Lukisan Aktivis

Kamis 26 Dec 2024 - 20:53 WIB
Reporter : Dahlan Iskan
Editor : Rizal Zebua

Bukan baru sekali ini pameran lukisan Yos Suprapto diberedel. Pembredelan pertama dulu justru membuat Yos kaya raya. Namanya melejit. Semua lukisannya laku.


"Sampai saya bisa beli tanah dan rumah di Australia," kata Yos.

BACA JUGA: Terpaksa Patungan Bayar Gaji Guru, SMPN 7 Muaro Jambi Kekurangan Guru Agama Kristen

BACA JUGA:Warga Diminta Waspada Saat Meninggalkan Rumah Dalam Keadaan Kosong Ketika Liburan


Saya berbicara panjang dengan pelukis Yos Suprapto kemarin siang. Ia lagi di rumahnya di Kaliurang, Yogyakarta. Sudah 15 tahun Yos tinggal di lereng gunung Merapi. Ia menjadi aktivis lingkungan di sana.


Ternyata bukan hanya lima lukisan yang dilarang ditampilkan di pameran di Galeri Nasional Jakarta pekan lalu –seharusnya sampai 19 Januari depan. Setelah lima lukisan dilarang masih tambah satu lagi.


Karena itu Yos memutuskan untuk membatalkan pameran. Heboh. Beredarlah lima lukisan yang dilarang tampil. Masyarakat yang tidak peduli lukisan pun jadi tahu.


Yos marah: mengapa karya seninya dinilai dengan kacamata politik.
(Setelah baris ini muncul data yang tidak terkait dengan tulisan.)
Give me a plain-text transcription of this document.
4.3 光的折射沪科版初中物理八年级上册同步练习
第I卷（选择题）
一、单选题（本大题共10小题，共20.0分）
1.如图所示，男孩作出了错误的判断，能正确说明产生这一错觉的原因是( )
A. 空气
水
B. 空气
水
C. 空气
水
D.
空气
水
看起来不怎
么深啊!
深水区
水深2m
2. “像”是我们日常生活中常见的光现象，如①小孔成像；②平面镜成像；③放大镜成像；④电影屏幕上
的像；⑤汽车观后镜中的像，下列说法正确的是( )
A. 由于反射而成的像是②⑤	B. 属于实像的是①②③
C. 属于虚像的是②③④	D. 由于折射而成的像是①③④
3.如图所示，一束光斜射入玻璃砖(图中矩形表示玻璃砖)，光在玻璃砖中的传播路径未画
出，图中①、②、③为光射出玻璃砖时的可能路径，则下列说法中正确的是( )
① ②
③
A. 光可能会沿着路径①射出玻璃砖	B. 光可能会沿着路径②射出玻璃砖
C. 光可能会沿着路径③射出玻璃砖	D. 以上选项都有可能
Jokowi di lukisan itu, katanya, adalah akar persoalan dari keseluruhan tema pameran yang dipamerkan: kebangkitan tanah untuk kedaulatan pangan.


Yos lahir di Surabaya –sampai lulus SMPN 4. Lalu menyelesaikan SMA di Bandung. Saat kuliah ia pilih jadi mahasiswa seni lukis di Akademi Seni Rupa Indonesia (ASRI) Yogyakarta -–sekarang jadi Institut Seni Indonesia, ISI.


Di ISI Yogya, Yos jadi aktivis mahasiswa. Puncaknya adalah gerakan anti Jepang, Malari. Di Jakarta terjadi bakar-bakar produk Jepang. Di Surabaya, Bandung, dan Yogya, mahasiswa juga bergerak.


Salah satu tokoh mahasiswa yang diincar untuk ditangkap adalah Yos. Teman-temannya minta Yos menghilang. Ia pergi ke Bali.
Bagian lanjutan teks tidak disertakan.